Salt Lake Tribune: Two wild horses die at Utah roundup

Protect Mustangs . org & Photo © Taylor James

(Photo © Taylor James)

By Kristen Moulton | The Salt Lake Tribune

Published Jul 31 2014

A yearling mustang ran into a corral panel and died after she was rounded up on Utah’s west desert Wednesday, according to a Bureau of Land Management report.

The BLM also had to euthanize a 7-year-old mare that had previously fractured her right rear leg, the BLM’s Blawn Wash Gather website said.

The BLM is removing 140 wild horses this week from the Wah Wah Mountains in Beaver County, its only roundup of the year in Utah.

The BLM uses a contractor whose pilots fly helicopters over the area until they find a small band of horses. A chopper then “herds” the running horses into a corral temporarily set up on the range.

The horses are then loaded into trucks and taken to another corral, in this case, on a nearby ranch. That is apparently where the filly died Wednesday.

In a text message to a wild horse advocate, BLM spokeswoman Lisa Reid said the young horse died on impact when she ran into a corral panel. Reid could not immediately be reached for comment Thursday.

Anne Novak, executive director of the organization Protect Mustangs, criticized the BLM for the loss of the horses.

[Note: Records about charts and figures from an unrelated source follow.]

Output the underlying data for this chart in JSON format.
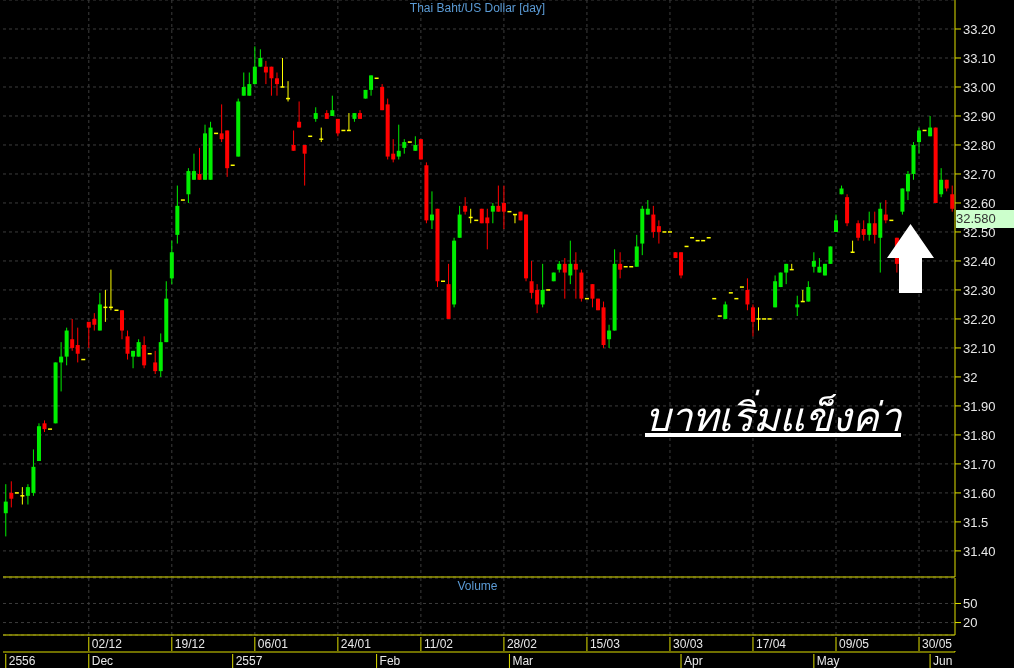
{
  "chart_data": [
    {
      "type": "candlestick",
      "title": "Thai Baht/US Dollar [day]",
      "categories": [
        null,
        null,
        null,
        null,
        null,
        null,
        null,
        null,
        null,
        null,
        null,
        null,
        null,
        null,
        null,
        null,
        null,
        null,
        null,
        null,
        null,
        null,
        null,
        null,
        null,
        null,
        null,
        null,
        null,
        null,
        null,
        null,
        null,
        null,
        null,
        null,
        null,
        null,
        null,
        null,
        null,
        null,
        null,
        null,
        null,
        null,
        null,
        null,
        null,
        null,
        null,
        null,
        null,
        null,
        null,
        null,
        null,
        null,
        null,
        null,
        null,
        null,
        null,
        null,
        null,
        null,
        null,
        null,
        null,
        null,
        null,
        null,
        null,
        null,
        null,
        null,
        null,
        null,
        null,
        null,
        null,
        null,
        null,
        null,
        null,
        null,
        null,
        null,
        null,
        null,
        null,
        null,
        null,
        null,
        null,
        null,
        null,
        null,
        null,
        null,
        null,
        null,
        null,
        null,
        null,
        null,
        null,
        null,
        null,
        null,
        null,
        null,
        null,
        null,
        null,
        null,
        null,
        null,
        null,
        null,
        null,
        null,
        null,
        null,
        null,
        null,
        null,
        null,
        null,
        null,
        null,
        null,
        null,
        null,
        null,
        null,
        null,
        null,
        null,
        null,
        null,
        null,
        null,
        null,
        null,
        null,
        null,
        null,
        null,
        null,
        null,
        null,
        null,
        null,
        null,
        null,
        null,
        null,
        null,
        null,
        null,
        null,
        null,
        null,
        null,
        null,
        null,
        null,
        null,
        null,
        null,
        null
      ],
      "ohlc": [
        [
          31.53,
          31.63,
          31.45,
          31.57
        ],
        [
          31.6,
          31.64,
          31.55,
          31.58
        ],
        [
          31.6,
          31.6,
          31.6,
          31.6
        ],
        [
          31.59,
          31.62,
          31.56,
          31.59
        ],
        [
          31.59,
          31.63,
          31.56,
          31.62
        ],
        [
          31.6,
          31.75,
          31.59,
          31.69
        ],
        [
          31.71,
          31.84,
          31.71,
          31.83
        ],
        [
          31.84,
          31.85,
          31.81,
          31.82
        ],
        [
          31.82,
          31.82,
          31.82,
          31.82
        ],
        [
          31.84,
          32.05,
          31.84,
          32.05
        ],
        [
          32.05,
          32.12,
          31.95,
          32.07
        ],
        [
          32.07,
          32.17,
          32.04,
          32.16
        ],
        [
          32.13,
          32.2,
          32.09,
          32.1
        ],
        [
          32.11,
          32.17,
          32.05,
          32.08
        ],
        [
          32.06,
          32.06,
          32.06,
          32.06
        ],
        [
          32.19,
          32.19,
          32.1,
          32.17
        ],
        [
          32.2,
          32.22,
          32.16,
          32.18
        ],
        [
          32.16,
          32.29,
          32.16,
          32.25
        ],
        [
          32.24,
          32.3,
          32.19,
          32.24
        ],
        [
          32.24,
          32.37,
          32.23,
          32.24
        ],
        [
          32.23,
          32.23,
          32.23,
          32.23
        ],
        [
          32.23,
          32.23,
          32.13,
          32.16
        ],
        [
          32.14,
          32.16,
          32.06,
          32.08
        ],
        [
          32.07,
          32.09,
          32.03,
          32.09
        ],
        [
          32.07,
          32.13,
          32.07,
          32.12
        ],
        [
          32.11,
          32.14,
          32.03,
          32.04
        ],
        [
          32.08,
          32.08,
          32.08,
          32.08
        ],
        [
          32.05,
          32.09,
          32.01,
          32.02
        ],
        [
          32.02,
          32.15,
          32.0,
          32.12
        ],
        [
          32.12,
          32.33,
          32.12,
          32.27
        ],
        [
          32.34,
          32.47,
          32.32,
          32.43
        ],
        [
          32.49,
          32.66,
          32.46,
          32.59
        ],
        [
          32.61,
          32.61,
          32.61,
          32.61
        ],
        [
          32.63,
          32.72,
          32.6,
          32.71
        ],
        [
          32.68,
          32.77,
          32.68,
          32.71
        ],
        [
          32.7,
          32.79,
          32.68,
          32.68
        ],
        [
          32.68,
          32.87,
          32.68,
          32.84
        ],
        [
          32.68,
          32.88,
          32.68,
          32.86
        ],
        [
          32.84,
          32.84,
          32.84,
          32.84
        ],
        [
          32.84,
          32.94,
          32.81,
          32.82
        ],
        [
          32.85,
          32.85,
          32.69,
          32.72
        ],
        [
          32.73,
          32.73,
          32.73,
          32.73
        ],
        [
          32.76,
          32.96,
          32.76,
          32.95
        ],
        [
          32.97,
          33.05,
          32.97,
          33.0
        ],
        [
          32.97,
          33.05,
          32.97,
          33.01
        ],
        [
          33.01,
          33.14,
          33.01,
          33.07
        ],
        [
          33.07,
          33.13,
          33.07,
          33.1
        ],
        [
          33.07,
          33.09,
          33.01,
          33.05
        ],
        [
          33.07,
          33.07,
          32.97,
          33.03
        ],
        [
          33.03,
          33.05,
          32.97,
          33.01
        ],
        [
          33.0,
          33.1,
          33.0,
          33.0
        ],
        [
          32.96,
          33.02,
          32.95,
          32.96
        ],
        [
          32.8,
          32.85,
          32.78,
          32.78
        ],
        [
          32.88,
          32.95,
          32.86,
          32.86
        ],
        [
          32.8,
          32.8,
          32.66,
          32.77
        ],
        [
          32.83,
          32.83,
          32.83,
          32.83
        ],
        [
          32.89,
          32.93,
          32.88,
          32.91
        ],
        [
          32.82,
          32.86,
          32.81,
          32.82
        ],
        [
          32.91,
          32.92,
          32.89,
          32.89
        ],
        [
          32.9,
          32.97,
          32.9,
          32.92
        ],
        [
          32.89,
          32.89,
          32.83,
          32.84
        ],
        [
          32.85,
          32.85,
          32.85,
          32.85
        ],
        [
          32.85,
          32.91,
          32.85,
          32.85
        ],
        [
          32.89,
          32.91,
          32.88,
          32.91
        ],
        [
          32.91,
          32.92,
          32.89,
          32.89
        ],
        [
          32.96,
          32.99,
          32.96,
          32.99
        ],
        [
          32.99,
          33.04,
          32.97,
          33.04
        ],
        [
          33.03,
          33.03,
          33.03,
          33.03
        ],
        [
          33.0,
          33.01,
          32.92,
          32.92
        ],
        [
          32.94,
          32.96,
          32.75,
          32.76
        ],
        [
          32.77,
          32.82,
          32.74,
          32.75
        ],
        [
          32.76,
          32.87,
          32.75,
          32.78
        ],
        [
          32.79,
          32.82,
          32.77,
          32.81
        ],
        [
          32.81,
          32.81,
          32.81,
          32.81
        ],
        [
          32.78,
          32.83,
          32.78,
          32.8
        ],
        [
          32.82,
          32.82,
          32.75,
          32.75
        ],
        [
          32.73,
          32.74,
          32.53,
          32.54
        ],
        [
          32.54,
          32.64,
          32.51,
          32.56
        ],
        [
          32.58,
          32.58,
          32.31,
          32.33
        ],
        [
          32.33,
          32.33,
          32.33,
          32.33
        ],
        [
          32.32,
          32.39,
          32.2,
          32.2
        ],
        [
          32.25,
          32.48,
          32.24,
          32.47
        ],
        [
          32.48,
          32.59,
          32.48,
          32.56
        ],
        [
          32.59,
          32.62,
          32.56,
          32.57
        ],
        [
          32.55,
          32.58,
          32.53,
          32.55
        ],
        [
          32.54,
          32.54,
          32.54,
          32.54
        ],
        [
          32.58,
          32.58,
          32.53,
          32.53
        ],
        [
          32.55,
          32.58,
          32.44,
          32.53
        ],
        [
          32.57,
          32.6,
          32.53,
          32.59
        ],
        [
          32.59,
          32.66,
          32.57,
          32.57
        ],
        [
          32.6,
          32.66,
          32.51,
          32.57
        ],
        [
          32.57,
          32.57,
          32.57,
          32.57
        ],
        [
          32.56,
          32.56,
          32.53,
          32.56
        ],
        [
          32.57,
          32.57,
          32.54,
          32.54
        ],
        [
          32.56,
          32.56,
          32.33,
          32.34
        ],
        [
          32.33,
          32.4,
          32.27,
          32.29
        ],
        [
          32.3,
          32.32,
          32.22,
          32.25
        ],
        [
          32.25,
          32.39,
          32.24,
          32.3
        ],
        [
          32.3,
          32.3,
          32.3,
          32.3
        ],
        [
          32.33,
          32.36,
          32.33,
          32.36
        ],
        [
          32.37,
          32.4,
          32.36,
          32.39
        ],
        [
          32.39,
          32.41,
          32.27,
          32.36
        ],
        [
          32.35,
          32.47,
          32.32,
          32.39
        ],
        [
          32.39,
          32.43,
          32.27,
          32.37
        ],
        [
          32.36,
          32.37,
          32.26,
          32.27
        ],
        [
          32.27,
          32.27,
          32.27,
          32.27
        ],
        [
          32.32,
          32.32,
          32.24,
          32.27
        ],
        [
          32.27,
          32.27,
          32.23,
          32.23
        ],
        [
          32.24,
          32.26,
          32.1,
          32.11
        ],
        [
          32.13,
          32.18,
          32.1,
          32.16
        ],
        [
          32.16,
          32.44,
          32.16,
          32.39
        ],
        [
          32.39,
          32.43,
          32.34,
          32.37
        ],
        [
          32.38,
          32.38,
          32.38,
          32.38
        ],
        [
          32.38,
          32.38,
          32.38,
          32.38
        ],
        [
          32.38,
          32.49,
          32.38,
          32.45
        ],
        [
          32.46,
          32.59,
          32.42,
          32.58
        ],
        [
          32.56,
          32.61,
          32.56,
          32.58
        ],
        [
          32.56,
          32.59,
          32.48,
          32.5
        ],
        [
          32.52,
          32.54,
          32.46,
          32.5
        ],
        [
          32.5,
          32.5,
          32.5,
          32.5
        ],
        [
          32.5,
          32.5,
          32.5,
          32.5
        ],
        [
          32.43,
          32.43,
          32.41,
          32.41
        ],
        [
          32.43,
          32.43,
          32.34,
          32.35
        ],
        [
          32.45,
          32.45,
          32.45,
          32.45
        ],
        [
          32.48,
          32.48,
          32.48,
          32.48
        ],
        [
          32.47,
          32.47,
          32.47,
          32.47
        ],
        [
          32.47,
          32.47,
          32.47,
          32.47
        ],
        [
          32.48,
          32.48,
          32.48,
          32.48
        ],
        [
          32.27,
          32.27,
          32.27,
          32.27
        ],
        [
          32.21,
          32.21,
          32.21,
          32.21
        ],
        [
          32.2,
          32.26,
          32.2,
          32.25
        ],
        [
          32.29,
          32.29,
          32.29,
          32.29
        ],
        [
          32.27,
          32.27,
          32.27,
          32.27
        ],
        [
          32.31,
          32.31,
          32.31,
          32.31
        ],
        [
          32.3,
          32.34,
          32.23,
          32.25
        ],
        [
          32.24,
          32.25,
          32.14,
          32.19
        ],
        [
          32.2,
          32.24,
          32.16,
          32.2
        ],
        [
          32.2,
          32.2,
          32.2,
          32.2
        ],
        [
          32.2,
          32.2,
          32.2,
          32.2
        ],
        [
          32.24,
          32.35,
          32.24,
          32.33
        ],
        [
          32.31,
          32.36,
          32.31,
          32.36
        ],
        [
          32.36,
          32.39,
          32.32,
          32.39
        ],
        [
          32.37,
          32.39,
          32.37,
          32.37
        ],
        [
          32.24,
          32.28,
          32.21,
          32.25
        ],
        [
          32.26,
          32.3,
          32.26,
          32.26
        ],
        [
          32.26,
          32.33,
          32.26,
          32.31
        ],
        [
          32.38,
          32.43,
          32.36,
          32.4
        ],
        [
          32.36,
          32.41,
          32.36,
          32.38
        ],
        [
          32.35,
          32.39,
          32.35,
          32.39
        ],
        [
          32.39,
          32.45,
          32.39,
          32.45
        ],
        [
          32.5,
          32.56,
          32.5,
          32.54
        ],
        [
          32.63,
          32.66,
          32.63,
          32.65
        ],
        [
          32.62,
          32.63,
          32.52,
          32.53
        ],
        [
          32.43,
          32.47,
          32.43,
          32.43
        ],
        [
          32.53,
          32.54,
          32.47,
          32.48
        ],
        [
          32.51,
          32.54,
          32.47,
          32.49
        ],
        [
          32.49,
          32.57,
          32.47,
          32.53
        ],
        [
          32.53,
          32.57,
          32.46,
          32.49
        ],
        [
          32.48,
          32.6,
          32.36,
          32.58
        ],
        [
          32.56,
          32.61,
          32.53,
          32.54
        ],
        [
          32.54,
          32.54,
          32.54,
          32.54
        ],
        [
          32.48,
          32.48,
          32.36,
          32.39
        ],
        [
          32.57,
          32.65,
          32.56,
          32.65
        ],
        [
          32.64,
          32.71,
          32.61,
          32.7
        ],
        [
          32.7,
          32.81,
          32.68,
          32.8
        ],
        [
          32.81,
          32.86,
          32.77,
          32.85
        ],
        [
          32.85,
          32.85,
          32.85,
          32.85
        ],
        [
          32.83,
          32.9,
          32.83,
          32.86
        ],
        [
          32.86,
          32.86,
          32.6,
          32.6
        ],
        [
          32.63,
          32.72,
          32.62,
          32.68
        ],
        [
          32.68,
          32.68,
          32.64,
          32.65
        ],
        [
          32.63,
          32.66,
          32.57,
          32.58
        ]
      ],
      "colors": [
        "#00ee00",
        "#ff0000",
        "#ffff00",
        "#ffff00",
        "#00ee00",
        "#00ee00",
        "#00ee00",
        "#ff0000",
        "#ffff00",
        "#00ee00",
        "#00ee00",
        "#00ee00",
        "#ff0000",
        "#ff0000",
        "#ffff00",
        "#ff0000",
        "#ff0000",
        "#00ee00",
        "#ffff00",
        "#ffff00",
        "#ffff00",
        "#ff0000",
        "#ff0000",
        "#00ee00",
        "#00ee00",
        "#ff0000",
        "#ffff00",
        "#ff0000",
        "#00ee00",
        "#00ee00",
        "#00ee00",
        "#00ee00",
        "#ffff00",
        "#00ee00",
        "#00ee00",
        "#ff0000",
        "#00ee00",
        "#00ee00",
        "#ffff00",
        "#ff0000",
        "#ff0000",
        "#ffff00",
        "#00ee00",
        "#00ee00",
        "#00ee00",
        "#00ee00",
        "#00ee00",
        "#ff0000",
        "#ff0000",
        "#ff0000",
        "#ffff00",
        "#ffff00",
        "#ff0000",
        "#ff0000",
        "#ff0000",
        "#ffff00",
        "#00ee00",
        "#ffff00",
        "#ff0000",
        "#00ee00",
        "#ff0000",
        "#ffff00",
        "#ffff00",
        "#00ee00",
        "#ff0000",
        "#00ee00",
        "#00ee00",
        "#ffff00",
        "#ff0000",
        "#ff0000",
        "#ff0000",
        "#00ee00",
        "#00ee00",
        "#ffff00",
        "#00ee00",
        "#ff0000",
        "#ff0000",
        "#00ee00",
        "#ff0000",
        "#ffff00",
        "#ff0000",
        "#00ee00",
        "#00ee00",
        "#ff0000",
        "#ffff00",
        "#ffff00",
        "#ff0000",
        "#ff0000",
        "#00ee00",
        "#ff0000",
        "#ff0000",
        "#ffff00",
        "#ffff00",
        "#ff0000",
        "#ff0000",
        "#ff0000",
        "#ff0000",
        "#00ee00",
        "#ffff00",
        "#00ee00",
        "#00ee00",
        "#ff0000",
        "#00ee00",
        "#ff0000",
        "#ff0000",
        "#ffff00",
        "#ff0000",
        "#ff0000",
        "#ff0000",
        "#00ee00",
        "#00ee00",
        "#ff0000",
        "#ffff00",
        "#ffff00",
        "#00ee00",
        "#00ee00",
        "#00ee00",
        "#ff0000",
        "#ff0000",
        "#ffff00",
        "#ffff00",
        "#ff0000",
        "#ff0000",
        "#ffff00",
        "#ffff00",
        "#ffff00",
        "#ffff00",
        "#ffff00",
        "#ffff00",
        "#ffff00",
        "#00ee00",
        "#ffff00",
        "#ffff00",
        "#ffff00",
        "#ff0000",
        "#ff0000",
        "#ffff00",
        "#ffff00",
        "#ffff00",
        "#00ee00",
        "#00ee00",
        "#00ee00",
        "#ffff00",
        "#00ee00",
        "#ffff00",
        "#00ee00",
        "#00ee00",
        "#00ee00",
        "#00ee00",
        "#00ee00",
        "#00ee00",
        "#00ee00",
        "#ff0000",
        "#ffff00",
        "#ff0000",
        "#ff0000",
        "#00ee00",
        "#ff0000",
        "#00ee00",
        "#ff0000",
        "#ffff00",
        "#ff0000",
        "#00ee00",
        "#00ee00",
        "#00ee00",
        "#00ee00",
        "#ffff00",
        "#00ee00",
        "#ff0000",
        "#00ee00",
        "#ff0000",
        "#ff0000"
      ],
      "ylim": [
        31.31,
        33.3
      ],
      "yticks": [
        {
          "value": 31.4,
          "label": "31.40"
        },
        31.5,
        {
          "value": 31.6,
          "label": "31.60"
        },
        {
          "value": 31.7,
          "label": "31.70"
        },
        {
          "value": 31.8,
          "label": "31.80"
        },
        {
          "value": 31.9,
          "label": "31.90"
        },
        32,
        {
          "value": 32.1,
          "label": "32.10"
        },
        {
          "value": 32.2,
          "label": "32.20"
        },
        {
          "value": 32.3,
          "label": "32.30"
        },
        {
          "value": 32.4,
          "label": "32.40"
        },
        {
          "value": 32.5,
          "label": "32.50"
        },
        {
          "value": 32.6,
          "label": "32.60"
        },
        {
          "value": 32.7,
          "label": "32.70"
        },
        {
          "value": 32.8,
          "label": "32.80"
        },
        {
          "value": 32.9,
          "label": "32.90"
        },
        {
          "value": 33.0,
          "label": "33.00"
        },
        {
          "value": 33.1,
          "label": "33.10"
        },
        {
          "value": 33.2,
          "label": "33.20"
        }
      ],
      "grid": true,
      "tick_labels": "y",
      "annotations": [
        "บาทเริ่มแข็งค่า",
        "32.580"
      ]
    },
    {
      "type": "bar",
      "title": "Volume",
      "categories": [
        null,
        null,
        null,
        null,
        null,
        null,
        null,
        null,
        null,
        null,
        null,
        null,
        null,
        null,
        null,
        "02/12",
        null,
        null,
        null,
        null,
        null,
        null,
        null,
        null,
        null,
        null,
        null,
        null,
        null,
        null,
        "19/12",
        null,
        null,
        null,
        null,
        null,
        null,
        null,
        null,
        null,
        null,
        null,
        null,
        null,
        null,
        "06/01",
        null,
        null,
        null,
        null,
        null,
        null,
        null,
        null,
        null,
        null,
        null,
        null,
        null,
        null,
        "24/01",
        null,
        null,
        null,
        null,
        null,
        null,
        null,
        null,
        null,
        null,
        null,
        null,
        null,
        null,
        "11/02",
        null,
        null,
        null,
        null,
        null,
        null,
        null,
        null,
        null,
        null,
        null,
        null,
        null,
        null,
        "28/02",
        null,
        null,
        null,
        null,
        null,
        null,
        null,
        null,
        null,
        null,
        null,
        null,
        null,
        null,
        "15/03",
        null,
        null,
        null,
        null,
        null,
        null,
        null,
        null,
        null,
        null,
        null,
        null,
        null,
        null,
        "30/03",
        null,
        null,
        null,
        null,
        null,
        null,
        null,
        null,
        null,
        null,
        null,
        null,
        null,
        null,
        "17/04",
        null,
        null,
        null,
        null,
        null,
        null,
        null,
        null,
        null,
        null,
        null,
        null,
        null,
        null,
        "09/05",
        null,
        null,
        null,
        null,
        null,
        null,
        null,
        null,
        null,
        null,
        null,
        null,
        null,
        null,
        "30/05",
        null,
        null,
        null,
        null,
        null,
        null
      ],
      "values": [
        null,
        null,
        null,
        null,
        null,
        null,
        null,
        null,
        null,
        null,
        null,
        null,
        null,
        null,
        null,
        null,
        null,
        null,
        null,
        null,
        null,
        null,
        null,
        null,
        null,
        null,
        null,
        null,
        null,
        null,
        null,
        null,
        null,
        null,
        null,
        null,
        null,
        null,
        null,
        null,
        null,
        null,
        null,
        null,
        null,
        null,
        null,
        null,
        null,
        null,
        null,
        null,
        null,
        null,
        null,
        null,
        null,
        null,
        null,
        null,
        null,
        null,
        null,
        null,
        null,
        null,
        null,
        null,
        null,
        null,
        null,
        null,
        null,
        null,
        null,
        null,
        null,
        null,
        null,
        null,
        null,
        null,
        null,
        null,
        null,
        null,
        null,
        null,
        null,
        null,
        null,
        null,
        null,
        null,
        null,
        null,
        null,
        null,
        null,
        null,
        null,
        null,
        null,
        null,
        null,
        null,
        null,
        null,
        null,
        null,
        null,
        null,
        null,
        null,
        null,
        null,
        null,
        null,
        null,
        null,
        null,
        null,
        null,
        null,
        null,
        null,
        null,
        null,
        null,
        null,
        null,
        null,
        null,
        null,
        null,
        null,
        null,
        null,
        null,
        null,
        null,
        null,
        null,
        null,
        null,
        null,
        null,
        null,
        null,
        null,
        null,
        null,
        null,
        null,
        null,
        null,
        null,
        null,
        null,
        null,
        null,
        null,
        null,
        null,
        null,
        null,
        null,
        null,
        null,
        null,
        null,
        null
      ],
      "log": true,
      "ylim": [
        11,
        170
      ],
      "yticks": [
        20,
        50
      ],
      "grid": true,
      "tick_labels": true
    },
    {
      "type": "other",
      "categories": [
        "2556",
        null,
        null,
        null,
        null,
        null,
        null,
        null,
        null,
        null,
        null,
        null,
        null,
        null,
        null,
        "Dec",
        null,
        null,
        null,
        null,
        null,
        null,
        null,
        null,
        null,
        null,
        null,
        null,
        null,
        null,
        null,
        null,
        null,
        null,
        null,
        null,
        null,
        null,
        null,
        null,
        null,
        "2557",
        null,
        null,
        null,
        null,
        null,
        null,
        null,
        null,
        null,
        null,
        null,
        null,
        null,
        null,
        null,
        null,
        null,
        null,
        null,
        null,
        null,
        null,
        null,
        null,
        null,
        "Feb",
        null,
        null,
        null,
        null,
        null,
        null,
        null,
        null,
        null,
        null,
        null,
        null,
        null,
        null,
        null,
        null,
        null,
        null,
        null,
        null,
        null,
        null,
        null,
        "Mar",
        null,
        null,
        null,
        null,
        null,
        null,
        null,
        null,
        null,
        null,
        null,
        null,
        null,
        null,
        null,
        null,
        null,
        null,
        null,
        null,
        null,
        null,
        null,
        null,
        null,
        null,
        null,
        null,
        null,
        null,
        "Apr",
        null,
        null,
        null,
        null,
        null,
        null,
        null,
        null,
        null,
        null,
        null,
        null,
        null,
        null,
        null,
        null,
        null,
        null,
        null,
        null,
        null,
        null,
        null,
        "May",
        null,
        null,
        null,
        null,
        null,
        null,
        null,
        null,
        null,
        null,
        null,
        null,
        null,
        null,
        null,
        null,
        null,
        null,
        null,
        null,
        "Jun",
        null,
        null,
        null,
        null
      ]
    }
  ]
}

The yearling “was obviously terrified by the whole ordeal,” Novak said in an emailed statement. “Once they are terrified, the risk of injury is high. The BLM needs to train their staff to understand wild horse behavior so tragedies like this will never happen again.”

She also said the BLM was wrong to put down the 7-year-old mare whose broken leg had healed but who apparently was left with a deformed leg and protruding hip.

“The BLM should have made an effort to give her the best veterinary care possible. Horses heal and this mare had already recovered from an injury in the wild,” Novak said. “I’m sure someone would have adopted her to help her get well.”

The horses are being taken from an area that includes a large piece of state lands that were seeded over the decades with grass for livestock and are a magnet for the wild horses. The BLM’s management plan calls for no horses to be there, although they have ranged there for more than 100 years.

The roundup began Monday, and through Wednesday, the BLM had removed 101 horses, according to the website. They’re being trucked to the Central Utah Correctional Facility at Gunnison, where they’ll be examined, vaccinated and prepared for adoption. The prison inmates may keep some for training.

Even after the 140 horses are removed, Gus Warr, the agency’s manager for wild horses and burros in Utah, figured more than 100 would remain in the Blawn Wash area. Utah has nearly 4,000 wild horses, more than double the number the BLM has set as the upper limit.

Ranchers in the region sued the BLM, and county commissioners in Iron and Beaver counties threatened their own roundups if the agency did not reduce the numbers of wild horses.

Besides the Blawn Wash roundup, the BLM has trapped 25 horses and intends to trap 25 more when they go for water on private land in Iron County. The agency also plans to remove 10 from along State Route 21 in Beaver County, near Nevada.

No further information was immediately available Thursday on the animals that died Wednesday. The yearling filly who died after hitting the corral panel was gray and in good condition, the report said. The mare was a sorrel, with a body condition rated as fair.